The idea was to start by removing the 1s (i.e. replacing them with
0s) that could not be part of a rectangle, to make it easier to identify
the possible rectangles later on.
It does the removal by inspecting the four 2x2 rectangles the current cell can be
part of, and keeping the value if at least one of them has 1s only.
#! /usr/bin/env raku
subset BinaryDigit where /^<[01]>$/;
unit sub MAIN ($rectangle where $rectangle.IO.f && $rectangle.IO.r
= 'sample1.txt',
:v(:$verbose));
my @rectangle = $rectangle.IO.lines.map( *.words.grep(BinaryDigit) )>>.Array;
my $rows = @rectangle.elems;
my $cols = @rectangle[0].elems;
die "All rows must have the same length" unless [==] @(@rectangle)>>.elems;
my $pass = 1;
my $sum = @rectangle>>.sum.sum;
LOOP: loop
{
say ": Pass: { $pass++ }" if $verbose;
for ^$rows -> $row
{
for ^$cols -> $col
{
next if @rectangle[$row][$col] == 0;
next if box4($row -1, $col -1) || box4($row, $col -1) ||
box4($row -1, $col ) || box4($row, $col );
@rectangle[$row][$col] = 0;
}
}
my $new-sum = @rectangle>>.sum.sum;
last if $new-sum == $sum;
$sum = $new-sum;
}
say @$_ for @rectangle;
sub box4 ($row, $col)
{
say ": box4($row, $col)" if $verbose;
my $a = @rectangle[$row ][$col ] // return False;
my $b = @rectangle[$row+1][$col ] // return False;
my $c = @rectangle[$row ][$col+1] // return False;
my $d = @rectangle[$row+1][$col+1] // return False;
if $a + $b + $c + $d == 4
{
say ": - ok" if $verbose;
return True;
}
return False;
}
Running it on the examples:
$ ./largest-rectangle-cleanup ../example1.txt
[0 0 0 0 0 0]
[0 0 0 0 0 0]
[0 0 0 0 0 0]
[1 1 1 1 1 0]
[1 1 1 1 1 0]
$ ./largest-rectangle-cleanup ../example2.txt
[0 0 0 0 0 0]
[0 0 0 0 0 0]
[0 0 0 0 0 0]
[0 0 0 0 0 0]
$ ./largest-rectangle-cleanup ../example3.txt
[0 0 0 1 1 1]
[0 0 0 1 1 1]
[0 0 0 0 0 0]
[0 0 1 1 1 1]
[0 0 1 1 1 1]
I stopped there.

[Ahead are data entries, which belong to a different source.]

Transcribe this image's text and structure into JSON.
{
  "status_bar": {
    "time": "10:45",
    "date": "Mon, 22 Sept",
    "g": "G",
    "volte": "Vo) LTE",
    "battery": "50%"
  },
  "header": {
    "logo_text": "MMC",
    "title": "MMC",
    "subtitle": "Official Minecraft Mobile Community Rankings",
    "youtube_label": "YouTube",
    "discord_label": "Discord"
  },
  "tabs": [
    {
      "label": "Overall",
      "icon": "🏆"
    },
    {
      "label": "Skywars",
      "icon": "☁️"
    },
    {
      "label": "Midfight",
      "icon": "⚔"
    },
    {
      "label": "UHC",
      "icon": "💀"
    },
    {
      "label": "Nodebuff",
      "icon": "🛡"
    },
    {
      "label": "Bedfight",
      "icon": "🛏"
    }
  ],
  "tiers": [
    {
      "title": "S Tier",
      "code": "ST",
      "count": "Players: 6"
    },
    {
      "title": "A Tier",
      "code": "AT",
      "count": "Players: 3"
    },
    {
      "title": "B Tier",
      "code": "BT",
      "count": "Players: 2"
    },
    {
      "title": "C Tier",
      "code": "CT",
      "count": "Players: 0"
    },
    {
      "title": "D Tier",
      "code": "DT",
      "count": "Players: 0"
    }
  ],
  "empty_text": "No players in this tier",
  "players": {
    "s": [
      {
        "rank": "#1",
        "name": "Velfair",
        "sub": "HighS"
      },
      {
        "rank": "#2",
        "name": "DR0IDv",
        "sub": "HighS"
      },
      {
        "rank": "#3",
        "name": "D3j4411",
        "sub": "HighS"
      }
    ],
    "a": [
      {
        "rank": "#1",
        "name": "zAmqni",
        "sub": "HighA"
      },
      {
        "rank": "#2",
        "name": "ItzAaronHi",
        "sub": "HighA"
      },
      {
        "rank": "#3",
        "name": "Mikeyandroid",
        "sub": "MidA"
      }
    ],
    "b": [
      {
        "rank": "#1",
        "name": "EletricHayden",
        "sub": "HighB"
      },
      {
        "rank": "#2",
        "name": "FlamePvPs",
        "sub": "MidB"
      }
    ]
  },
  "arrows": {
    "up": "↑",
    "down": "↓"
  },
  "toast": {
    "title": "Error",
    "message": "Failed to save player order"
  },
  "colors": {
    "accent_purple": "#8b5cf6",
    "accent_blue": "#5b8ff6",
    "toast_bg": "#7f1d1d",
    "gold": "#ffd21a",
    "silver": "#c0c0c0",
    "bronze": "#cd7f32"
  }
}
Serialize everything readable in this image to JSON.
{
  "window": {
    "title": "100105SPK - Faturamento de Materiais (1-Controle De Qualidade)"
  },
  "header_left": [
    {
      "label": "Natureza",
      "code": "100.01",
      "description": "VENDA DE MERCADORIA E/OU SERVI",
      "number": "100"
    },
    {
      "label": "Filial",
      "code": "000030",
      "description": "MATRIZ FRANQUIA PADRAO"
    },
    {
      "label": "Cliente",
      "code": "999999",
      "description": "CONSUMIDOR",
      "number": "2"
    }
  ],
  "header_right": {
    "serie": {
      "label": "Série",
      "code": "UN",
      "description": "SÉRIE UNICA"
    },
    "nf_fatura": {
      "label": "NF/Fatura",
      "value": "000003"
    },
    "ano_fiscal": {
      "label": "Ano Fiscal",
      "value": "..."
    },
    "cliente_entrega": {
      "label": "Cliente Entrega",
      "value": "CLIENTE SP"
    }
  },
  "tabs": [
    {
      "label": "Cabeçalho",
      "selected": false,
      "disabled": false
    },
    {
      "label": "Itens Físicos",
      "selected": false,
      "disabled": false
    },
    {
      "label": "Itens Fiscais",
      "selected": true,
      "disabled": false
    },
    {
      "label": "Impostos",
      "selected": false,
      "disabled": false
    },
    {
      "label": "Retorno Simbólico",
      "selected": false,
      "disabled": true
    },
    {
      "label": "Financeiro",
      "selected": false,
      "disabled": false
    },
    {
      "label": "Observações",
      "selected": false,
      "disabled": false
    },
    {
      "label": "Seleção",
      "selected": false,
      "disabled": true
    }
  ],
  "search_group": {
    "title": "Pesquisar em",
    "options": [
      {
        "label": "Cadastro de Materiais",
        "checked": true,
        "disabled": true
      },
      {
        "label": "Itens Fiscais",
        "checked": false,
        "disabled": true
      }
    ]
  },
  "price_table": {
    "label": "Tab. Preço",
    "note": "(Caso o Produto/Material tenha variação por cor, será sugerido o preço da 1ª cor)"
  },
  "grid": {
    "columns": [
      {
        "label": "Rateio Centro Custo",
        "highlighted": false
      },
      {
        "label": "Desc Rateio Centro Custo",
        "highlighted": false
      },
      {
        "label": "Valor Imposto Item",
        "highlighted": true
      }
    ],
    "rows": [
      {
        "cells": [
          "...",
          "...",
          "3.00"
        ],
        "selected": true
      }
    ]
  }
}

This approach had a «brute force»-ish feel, whithout actually solving the challenge. The third example shows that we have two candidates, and the task of picking one of them remains. So I decided to go for brute force instead, from scratch.
Perl ?
I did not have time for a Perl version of this one.And that's it.